A large portion of our discussion today was addressing the role of the audience within media production and consumption.  I had a few thoughts about the idea of an audience.

First, I think we never really got to defining what an audience even is – is it an individual, a group of individuals at the same time or place (like in the case of the Balinese theater), or just individuals spread out over time and location that consume some of the same media (i.e. people watching Bandersnatch from their own homes at different times), or does an audience even have to be human for a message to be received (like Rei brought up about transmission)?  Or perhaps does it really not matter what the true audience is in the first place because there lives this separate, imagined audience that is constructed in the minds of the producers? Furthermore, this idea of constructing an audience seems rather counterintuitive in some contexts, as in contexts that aren’t on a national or global scale. For example, when exploring Hmong media, it is precisely because the producers are able to read the text – the wants, needs, culture – of the Hmong Americans, that their films are already successful; there is no need for a construction of an audience.

Furthermore, we acknowledged that a producer cannot distance themselves from their work and is thus part of the consumers and is the audience.

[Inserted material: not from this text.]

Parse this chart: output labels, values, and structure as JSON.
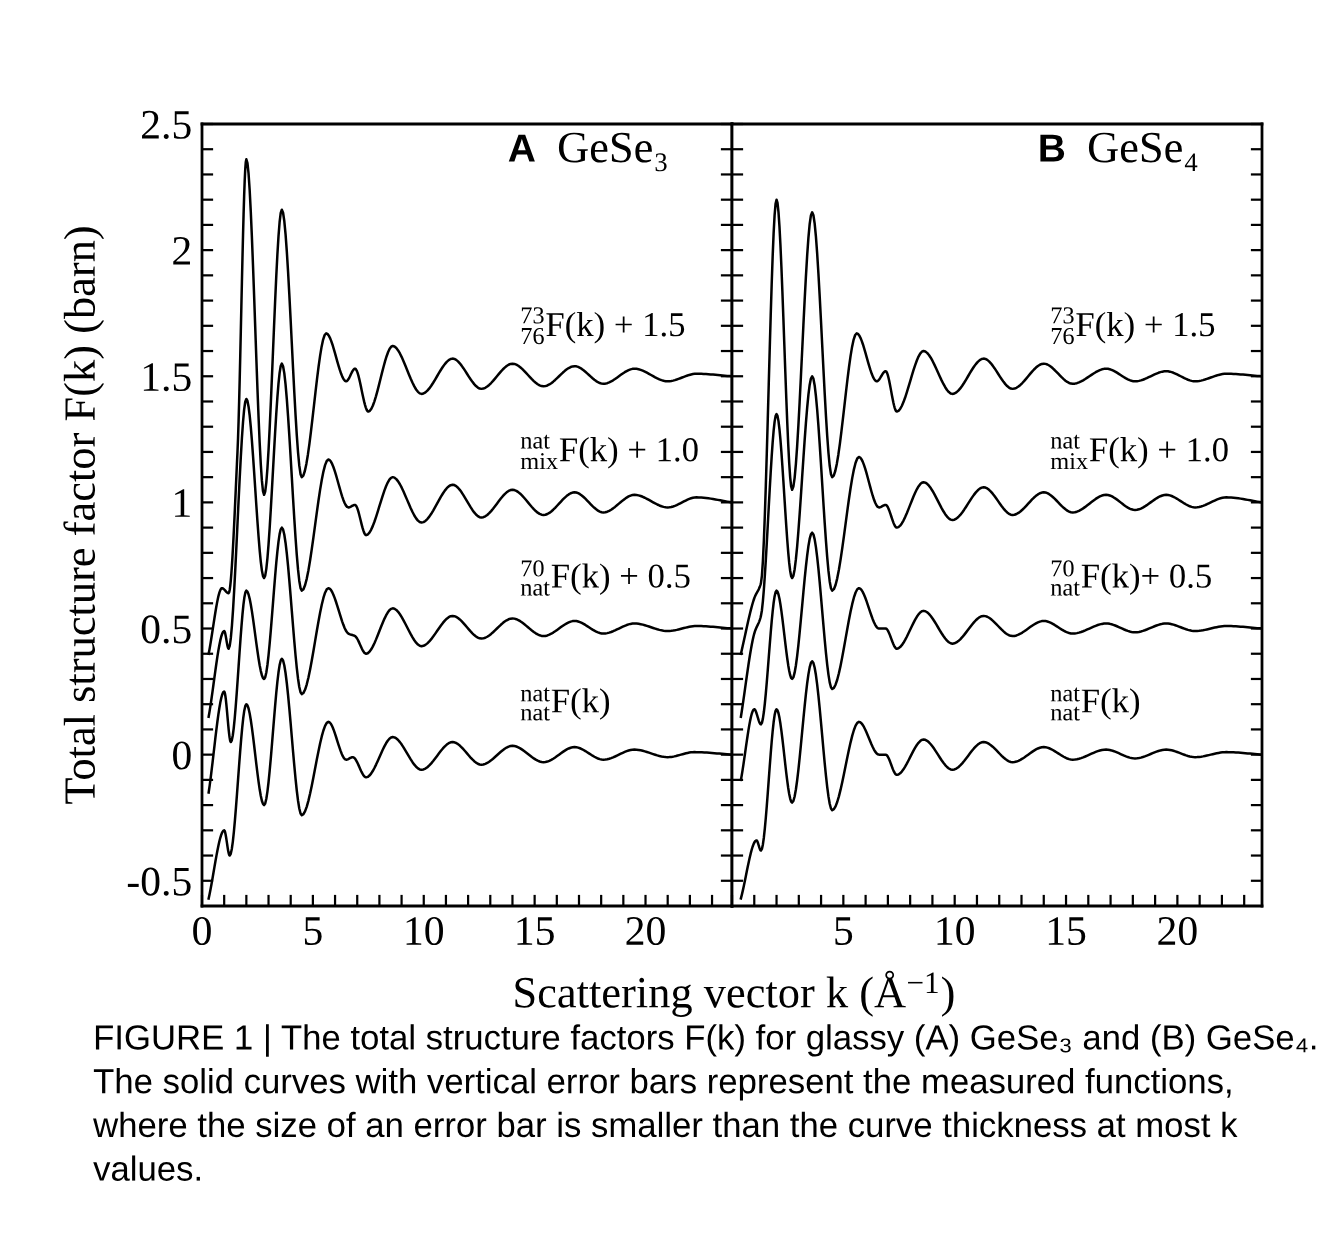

However, there seems to be an implicit distinction that we are making between the producer, who is an individual who is part of the audience, and the everyone else, who seems to not to be individuals and are grouped under this label of “mass audience.”

In that vein, I think the portrayal of the audience is particularly interesting the case of Cynthia and Grace’s presentation on Hispanic identity. They mentioned this idea of a creation and erasure of Hispanic identity that comes with targeted advertising. The producers seem to be in the active role, extrapolating information about culture from existing medias in order to shape some message that they hope the audience will receive. And it is only because the audience accepts this message that there is this creation and homogenization of the Hispanic culture that somehow becomes accepted as reality. And it seems implicit that this acceptance is much Shannon’s model where the message is received, without noise, from the transmitter.

  1. Jeffrey Himpele says:

    Emily; very insightful questions. I’m wondering, in your Thai case would you argue there is no constructed audience? That it is already fixed and ready made?